Here, we used DISTINCT rating, rental_rate to find all combinations of film ratings and rental amounts. To make the output more readable, we use ORDER BY to sort the result set in positive order by film ranking.

If you want to return the first row for each set of films ratings, use the DISTINCT ON:

SELECT
    DISTINCT ON (rating) rating,
    film_id,
    title
FROM
    film
ORDER BY rating, film_id DESC;
 rating | film_id |      title
--------+---------+------------------
 G      |       2 | ACE GOLDFINGER
 PG     |       1 | ACADEMY DINOSAUR
 PG-13  |       7 | AIRPLANE SIERRA
 R      |       8 | AIRPORT POLLOCK
 NC-17  |       3 | ADAPTATION HOLES

DISTINCT and NULL

DISTINCT treats all null values ​​are the same, regardless of the field’s type, so only one null value is left from DISTINCT.

For example the following SQL statement returns multiple rows of NULL records:

SELECT NULL nullable_col
UNION ALL
SELECT NULL nullable_col
UNION ALL
SELECT NULL nullable_col;
 nullable_col
--------------
 <null>
 <null>
 <null>
(3 rows)

Here, we have 3 rows, each of which has a nullable_col column value of NULL.

After using DISTINCT:

SELECT
    DISTINCT nullable_col
FROM
    (
    SELECT NULL nullable_col
    UNION ALL
    SELECT NULL nullable_col
    UNION ALL
    SELECT NULL nullable_col
    ) t;
 nullable_col
--------------
 <null>
(1 row)

This example uses to UNION ALL simulate a recordset containing multiple NULL values.

Conclusion

This article describes how to use the DISTINCT to clear duplicate rows in a result set.
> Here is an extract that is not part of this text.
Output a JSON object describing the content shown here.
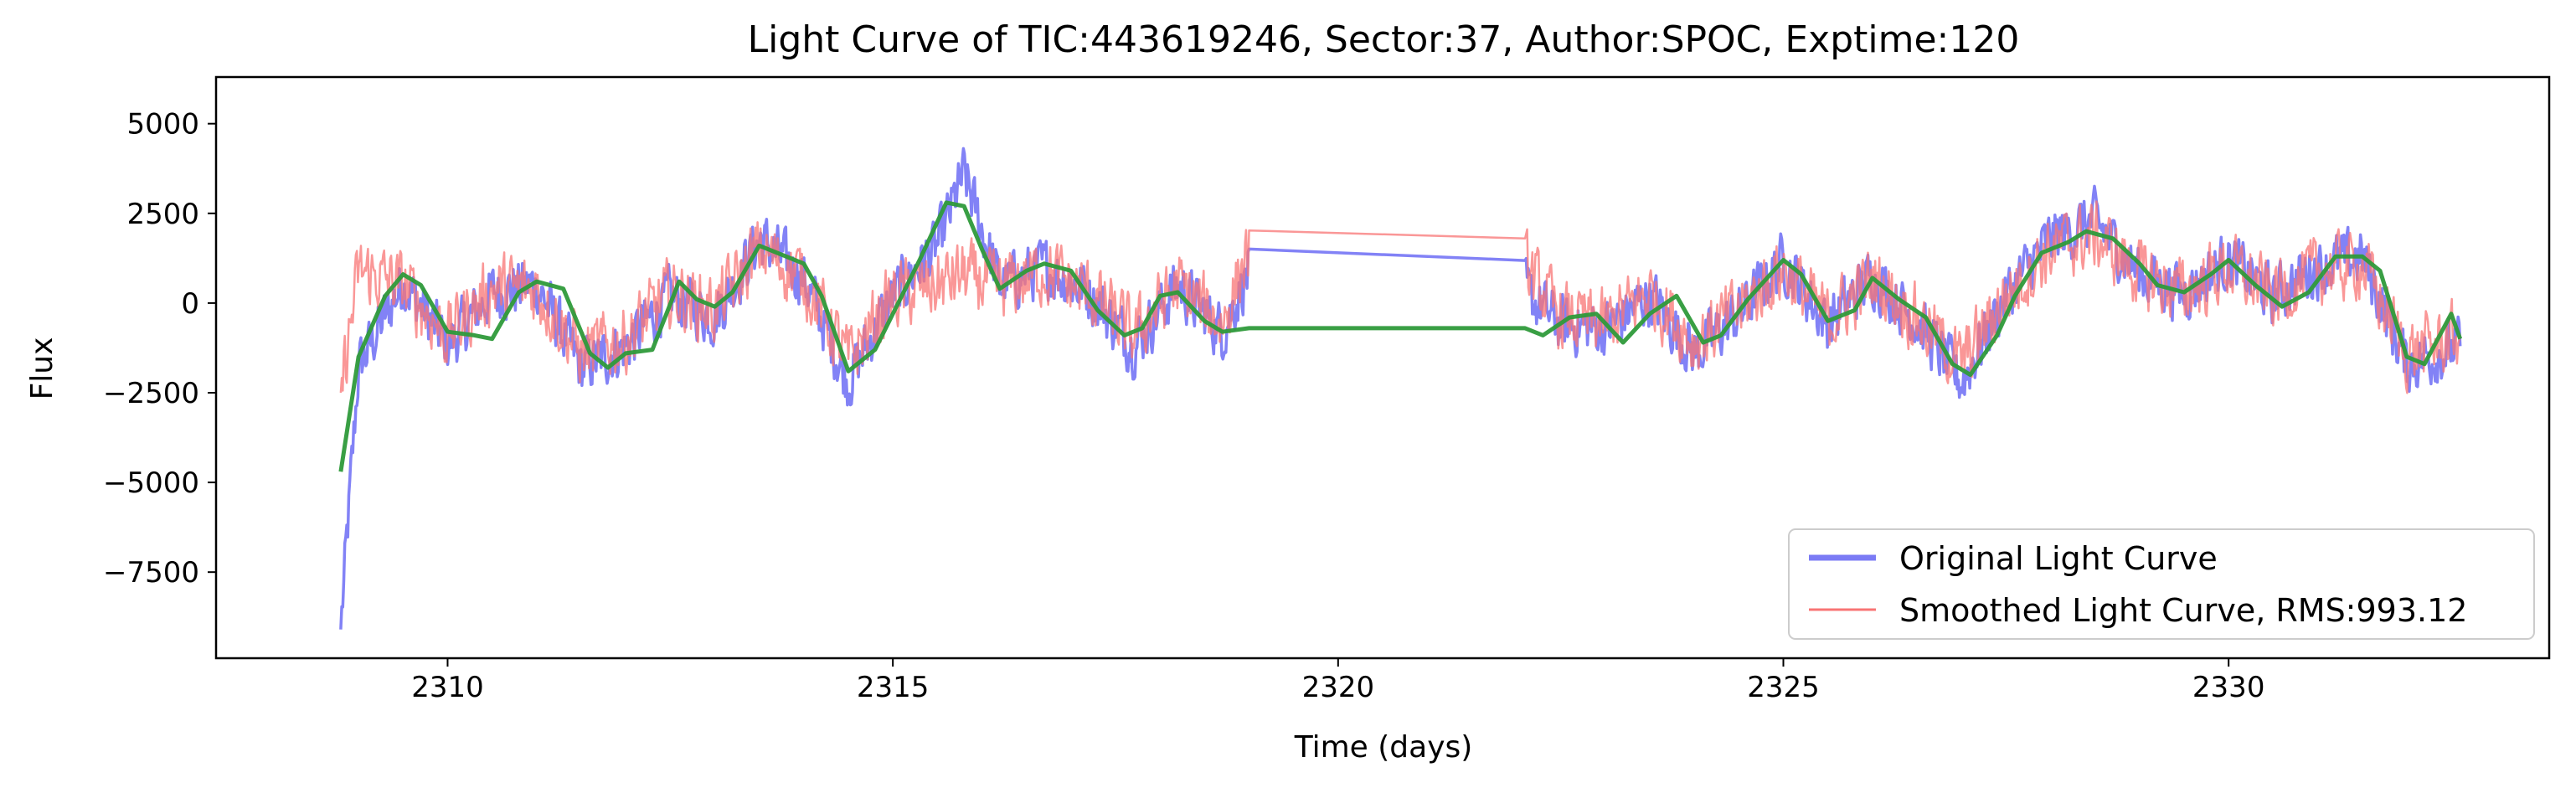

The key points of the usage of the DISTINCT are as follows:

  • The SELECT DISTINCT statement returns a result set with no duplicate rows.
  • You can specify one or more columns after DISTINCT, or you can use it *.
  • The DISTINCT treat all NULL as equal and keep only one.
  • The DISTINCT ON is used to return the first row of each group of repeated values.